Dalam rapat koordinasi virtual bersama stakeholder pariwisata NTT, Ni Luh menekankan pentingnya pendekatan preventif dan edukatif, terutama terhadap masyarakat sekitar destinasi. Edukasi ini tidak hanya soal larangan pungli, tapi juga pembekalan agar warga bisa meraih manfaat ekonomi lewat pariwisata yang sehat.
“Masyarakat harus jadi pelaku utama pariwisata, bukan penonton apalagi pelaku praktik menyimpang,” katanya.
Selain itu, wisatawan juga diimbau agar tidak sembarangan memberi uang atau bantuan langsung kepada anak-anak di lokasi wisata. Penyaluran sebaiknya dilakukan lewat lembaga resmi atau komunitas setempat agar lebih tepat sasaran.
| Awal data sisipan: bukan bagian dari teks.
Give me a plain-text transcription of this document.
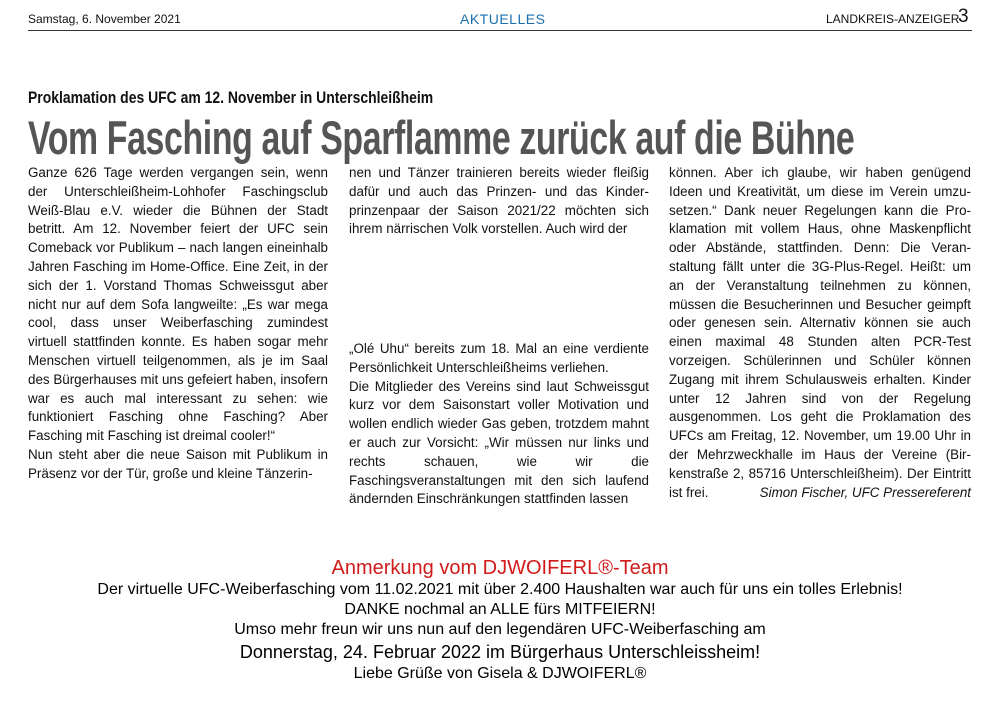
Samstag, 6. November 2021	AKTUELLES	LANDKREIS-ANZEIGER
3
Proklamation des UFC am 12. November in Unterschleißheim
Vom Fasching auf Sparflamme zurück auf die Bühne

Ganze 626 Tage werden vergangen sein, wenn der Unterschleißheim-Lohhofer Faschingsclub Weiß-Blau e.V. wieder die Bühnen der Stadt betritt. Am 12. November feiert der UFC sein Comeback vor Publikum – nach langen eineinhalb Jahren Fasching im Home-Office. Eine Zeit, in der sich der 1. Vorstand Thomas Schweissgut aber nicht nur auf dem Sofa langweilte: „Es war mega cool, dass unser Weiberfasching zumindest virtuell stattfinden konnte. Es haben sogar mehr Menschen virtuell teilgenommen, als je im Saal des Bürgerhauses mit uns gefeiert haben, insofern war es auch mal interessant zu sehen: wie funktioniert Fasching ohne Fasching? Aber Fasching mit Fasching ist dreimal cooler!“

Nun steht aber die neue Saison mit Publikum in Präsenz vor der Tür, große und kleine Tänzerin-

nen und Tänzer trainieren bereits wieder fleißig dafür und auch das Prinzen- und das Kinderprinzenpaar der Saison 2021/22 möchten sich ihrem närrischen Volk vorstellen. Auch wird der

„Olé Uhu“ bereits zum 18. Mal an eine verdiente Persönlichkeit Unterschleißheims verliehen.

Die Mitglieder des Vereins sind laut Schweissgut kurz vor dem Saisonstart voller Motivation und wollen endlich wieder Gas geben, trotzdem mahnt er auch zur Vorsicht: „Wir müssen nur links und rechts schauen, wie wir die Faschingsveranstaltungen mit den sich laufend ändernden Einschränkungen stattfinden lassen

können. Aber ich glaube, wir haben genügend Ideen und Kreativität, um diese im Verein umzusetzen.“ Dank neuer Regelungen kann die Proklamation mit vollem Haus, ohne Maskenpflicht oder Abstände, stattfinden. Denn: Die Veranstaltung fällt unter die 3G-Plus-Regel. Heißt: um an der Veranstaltung teilnehmen zu können, müssen die Besucherinnen und Besucher geimpft oder genesen sein. Alternativ können sie auch einen maximal 48 Stunden alten PCR-Test vorzeigen. Schülerinnen und Schüler können Zugang mit ihrem Schulausweis erhalten. Kinder unter 12 Jahren sind von der Regelung ausgenommen. Los geht die Proklamation des UFCs am Freitag, 12. November, um 19.00 Uhr in der Mehrzweckhalle im Haus der Vereine (Birkenstraße 2, 85716 Unterschleißheim). Der Eintritt ist frei.	Simon Fischer, UFC Pressereferent

Anmerkung vom DJWOIFERL®-Team
Der virtuelle UFC-Weiberfasching vom 11.02.2021 mit über 2.400 Haushalten war auch für uns ein tolles Erlebnis!
DANKE nochmal an ALLE fürs MITFEIERN!
Umso mehr freun wir uns nun auf den legendären UFC-Weiberfasching am
Donnerstag, 24. Februar 2022 im Bürgerhaus Unterschleissheim!
Liebe Grüße von Gisela & DJWOIFERL®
Kemenparekraf mendukung pemasangan papan informasi tarif yang transparan di destinasi wisata, sebagai bentuk keterbukaan kepada pengunjung. Bupati Sumba Barat Daya, Ratu Ngadu Bonu Wulla, turut menyatakan komitmennya memberantas pungli dan memperbaiki sistem pengelolaan wisata secara menyeluruh.
“Ini titik balik. Sumba harus bangkit dengan pariwisata yang tertib, aman, dan inklusif,” pungkas Ni Luh.